It is almost impossible to travel anywhere in Boston without seeing a cyclist weaving in and out of dense city traffic.
And although some riders said Boston is not the most bike-friendly city, Mayor Thomas Menino has worked to add more bike lanes, and Beantown is becoming one of the hubs of American cycling culture.
“A lot of the major trends that the bicycle industry comes out with each year, when they release their bikes and their bike designs and clothing designs, [come from] the bike culture in Boston and New York,” said Chris Nourse, a middler English and theatre major who is a mechanic at Landry’s Bicycles located at 890 Commonwealth Ave. “The 2009 models that are coming out now are getting trendier and trendier, according to the kids who are riding in Boston.”
Nourse said cycling culture has seen a spike in recent years.

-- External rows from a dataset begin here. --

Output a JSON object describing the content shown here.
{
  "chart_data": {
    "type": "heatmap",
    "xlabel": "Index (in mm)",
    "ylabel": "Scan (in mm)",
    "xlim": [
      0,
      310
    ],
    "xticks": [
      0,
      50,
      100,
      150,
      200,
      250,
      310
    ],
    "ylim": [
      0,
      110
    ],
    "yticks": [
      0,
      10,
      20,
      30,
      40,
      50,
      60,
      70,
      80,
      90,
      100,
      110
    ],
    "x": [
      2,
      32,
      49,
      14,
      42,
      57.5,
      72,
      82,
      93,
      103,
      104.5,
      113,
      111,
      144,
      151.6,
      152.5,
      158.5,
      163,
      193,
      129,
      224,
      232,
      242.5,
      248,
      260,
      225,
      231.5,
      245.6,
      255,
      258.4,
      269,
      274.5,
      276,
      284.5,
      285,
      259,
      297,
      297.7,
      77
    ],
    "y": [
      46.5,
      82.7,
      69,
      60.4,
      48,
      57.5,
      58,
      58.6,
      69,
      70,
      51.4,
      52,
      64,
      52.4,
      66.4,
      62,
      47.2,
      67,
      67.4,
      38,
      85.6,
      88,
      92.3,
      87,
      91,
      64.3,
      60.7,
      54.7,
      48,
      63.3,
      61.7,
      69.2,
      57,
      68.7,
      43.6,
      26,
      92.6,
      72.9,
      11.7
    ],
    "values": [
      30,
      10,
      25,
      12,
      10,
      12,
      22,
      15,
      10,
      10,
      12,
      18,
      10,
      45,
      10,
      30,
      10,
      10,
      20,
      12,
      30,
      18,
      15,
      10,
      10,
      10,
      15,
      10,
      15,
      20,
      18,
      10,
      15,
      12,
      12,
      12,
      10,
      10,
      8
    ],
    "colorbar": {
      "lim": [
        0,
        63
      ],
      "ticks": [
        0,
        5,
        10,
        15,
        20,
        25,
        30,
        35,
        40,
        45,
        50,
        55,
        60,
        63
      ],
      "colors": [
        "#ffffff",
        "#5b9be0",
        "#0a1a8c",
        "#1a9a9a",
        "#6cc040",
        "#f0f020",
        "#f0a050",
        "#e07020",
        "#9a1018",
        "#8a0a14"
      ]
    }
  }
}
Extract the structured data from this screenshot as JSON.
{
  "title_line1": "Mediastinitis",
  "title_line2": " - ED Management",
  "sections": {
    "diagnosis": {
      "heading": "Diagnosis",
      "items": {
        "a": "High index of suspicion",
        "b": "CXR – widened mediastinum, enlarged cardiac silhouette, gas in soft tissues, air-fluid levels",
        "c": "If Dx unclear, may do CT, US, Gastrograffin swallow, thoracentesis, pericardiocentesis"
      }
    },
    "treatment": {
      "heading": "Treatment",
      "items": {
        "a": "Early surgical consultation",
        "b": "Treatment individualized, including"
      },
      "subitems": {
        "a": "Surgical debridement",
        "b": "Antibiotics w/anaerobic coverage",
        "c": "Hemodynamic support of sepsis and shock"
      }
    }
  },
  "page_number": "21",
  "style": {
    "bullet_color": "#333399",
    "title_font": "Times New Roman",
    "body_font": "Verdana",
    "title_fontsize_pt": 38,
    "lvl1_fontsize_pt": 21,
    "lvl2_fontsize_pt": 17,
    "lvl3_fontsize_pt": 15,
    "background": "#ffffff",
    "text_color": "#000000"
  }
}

Landry’s has seen an increase in business, which Norse said is a result of certain trends in pop culture that are becoming more mainstream.
“[Cycling is] certainly a habit with those who feel like going green, and a great way to get exercise,” he said.
Ryan Stanis, who is taking a semester off from his education at the School of the Museum of Fine Arts, works as a shop mechanic at Bikes Not Bombs located at 18 Bartlett Square in Jamaica Plain.
Bikes Not Bombs takes old and broken bicycles and repairs them, sends them to other countries, donates them to community youth or sells them at reduced prices in the Bikes Not Bombs shop, according to the organization’s website.
Stanis said one of the most important results of what the company does is waste reduction.
“We’re recycling bikes that otherwise would have been considered garbage,” he said. “We’re not just bringing new bikes onto the market, but we’re revitalizing these old ones and reducing waste.”
Stanis said Bikes Not Bombs is going a step further than other groups’ advocacy.
“But I think we’re bringing it to the next level by helping people understand their bikes better.”
Another part of Boston’s cycling culture is Critical Mass, an event that takes place in cities across the globe. Participants gather in Copley Square the last Friday of every month to “protest against car culture and for better bicycle infrastructure,” according to Bostoncriticalmass.org. The protesters cycle around the city en masse, clogging streets and slowing traffic to a grind wherever they go. Attendance fluctuates, but it is not uncommon for more than 100 people to take part, according to the site.
Some students, like Ian Headley, a sophomore music technology major, said they take part in the event out of curiosity. Headley said he attended Critical Mass on Halloween to hang out with his friends.
“I’ve never done it before, and I was interested,” he said.
Others, like Tricia Towey, a sophomore film major at Emerson College, said they take the protest aspect slightly more seriously.
“I like biking, and I have almost been killed by cars on more than one occasion,”she said.
She celebrated Halloween by dressing up as a cyclist who had been hit by a car, sporting a bloody T-shirt with the words “I was killed by cars” on the front. The back of the shirt read, “So now I bike.”
Nourse said that despite not having a lot of bike lanes, Boston is a great place to be a cyclist.
“It’s getting better and better each year,” he said.